The Generalized Spike Process, Sparsity, and Statistical Independence
Naoki Saito
TL;DR
This work analyzes the generalized spike process, where a spike with Gaussian amplitude appears at a random coordinate in ${\mathbb R}^n$, to compare best sparsifying bases (BSB) and least statistically-dependent bases (LSDB) with prior results on the simple spike process. It shows that, among orthonormal bases, the BSB and the kurtosis-maximizing basis (KMB) both select the standard basis, while when allowing volume-preserving transforms the BSB remains the standard basis but the KMB no longer exists. The study clarifies how sparsity-based criteria differ from independence criteria: sparsity yields robust, practical bases for compression, whereas independence-based criteria can yield highly parameterized or non-existent solutions under broad transformations. The findings reinforce the preference for BSB in data compression and illuminate the nuanced relationship between sparsity and statistical independence for simple and generalized spike processes. These results have implications for understanding basis selection in high-dimensional stochastic models and related signal-processing tasks.
Abstract
A basis under which a given set of realizations of a stochastic process can be represented most sparsely (the so-called best sparsifying basis (BSB)) and the one under which such a set becomes as less statistically dependent as possible (the so-called least statistically-dependent basis (LSDB)) are important for data compression and have generated interests among computational neuroscientists as well as applied mathematicians.

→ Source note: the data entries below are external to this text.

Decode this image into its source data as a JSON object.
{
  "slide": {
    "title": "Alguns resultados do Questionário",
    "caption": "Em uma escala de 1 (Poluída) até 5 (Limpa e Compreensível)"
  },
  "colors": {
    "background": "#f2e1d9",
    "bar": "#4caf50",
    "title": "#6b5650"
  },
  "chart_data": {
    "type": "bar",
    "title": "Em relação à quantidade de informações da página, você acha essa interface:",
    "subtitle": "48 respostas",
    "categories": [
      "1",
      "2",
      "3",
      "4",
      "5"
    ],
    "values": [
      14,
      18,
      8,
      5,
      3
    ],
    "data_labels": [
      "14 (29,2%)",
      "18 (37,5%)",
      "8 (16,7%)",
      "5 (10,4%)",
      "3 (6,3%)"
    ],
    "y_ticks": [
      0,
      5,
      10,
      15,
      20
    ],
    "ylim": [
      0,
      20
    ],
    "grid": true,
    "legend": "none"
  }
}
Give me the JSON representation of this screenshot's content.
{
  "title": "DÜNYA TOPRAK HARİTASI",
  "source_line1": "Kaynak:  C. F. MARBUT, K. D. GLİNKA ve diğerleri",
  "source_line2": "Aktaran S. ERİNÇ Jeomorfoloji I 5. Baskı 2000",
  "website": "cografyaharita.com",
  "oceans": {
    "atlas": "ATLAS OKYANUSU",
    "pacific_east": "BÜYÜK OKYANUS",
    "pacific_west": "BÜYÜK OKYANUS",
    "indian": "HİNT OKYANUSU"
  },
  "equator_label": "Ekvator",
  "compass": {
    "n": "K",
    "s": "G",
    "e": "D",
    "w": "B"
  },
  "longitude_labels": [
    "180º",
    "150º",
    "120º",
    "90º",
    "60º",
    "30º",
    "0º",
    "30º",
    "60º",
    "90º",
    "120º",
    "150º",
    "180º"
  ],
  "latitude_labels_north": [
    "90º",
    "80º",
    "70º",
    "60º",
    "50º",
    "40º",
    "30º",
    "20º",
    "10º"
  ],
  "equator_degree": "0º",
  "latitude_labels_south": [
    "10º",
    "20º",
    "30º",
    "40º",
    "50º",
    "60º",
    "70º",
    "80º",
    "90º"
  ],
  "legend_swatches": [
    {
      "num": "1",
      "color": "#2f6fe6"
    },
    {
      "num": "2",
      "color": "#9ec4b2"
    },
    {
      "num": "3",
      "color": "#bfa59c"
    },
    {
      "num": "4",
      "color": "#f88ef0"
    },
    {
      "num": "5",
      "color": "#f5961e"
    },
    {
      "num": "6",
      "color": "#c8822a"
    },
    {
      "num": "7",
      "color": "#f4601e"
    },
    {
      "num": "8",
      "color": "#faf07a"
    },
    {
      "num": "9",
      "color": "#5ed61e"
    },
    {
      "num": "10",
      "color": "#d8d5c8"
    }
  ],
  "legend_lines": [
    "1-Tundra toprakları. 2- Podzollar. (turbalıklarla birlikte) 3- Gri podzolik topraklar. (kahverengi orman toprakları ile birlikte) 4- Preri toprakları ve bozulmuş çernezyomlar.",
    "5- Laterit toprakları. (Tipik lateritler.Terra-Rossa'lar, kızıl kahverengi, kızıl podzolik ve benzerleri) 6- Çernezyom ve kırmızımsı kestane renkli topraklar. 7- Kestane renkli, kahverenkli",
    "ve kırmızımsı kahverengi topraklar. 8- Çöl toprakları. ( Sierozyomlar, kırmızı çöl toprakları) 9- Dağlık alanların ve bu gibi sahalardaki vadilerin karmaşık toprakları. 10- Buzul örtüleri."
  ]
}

Here we consider these bases for a particularly simple stochastic process called ``generalized spike process'', which puts a single spike--whose amplitude is sampled from the standard normal distribution--at a random location in the zero vector of length $\ndim$ for each realization. Unlike the ``simple spike process'' which we dealt with in our previous paper and whose amplitude is constant, we need to consider the kurtosis-maximizing basis (KMB) instead of the LSDB due to the difficulty of evaluating differential entropy and mutual information of the generalized spike process. By computing the marginal densities and moments, we prove that: 1) the BSB and the KMB selects the standard basis if we restrict our basis search within all possible orthonormal bases in ${\mathbb R}^n$; 2) if we extend our basis search to all possible volume-preserving invertible linear transformations, then the BSB exists and is again the standard basis whereas the KMB does not exist. Thus, the KMB is rather sensitive to the orthonormality of the transformations under consideration whereas the BSB is insensitive to that. Our results once again support the preference of the BSB over the LSDB/KMB for data compression applications as our previous work did.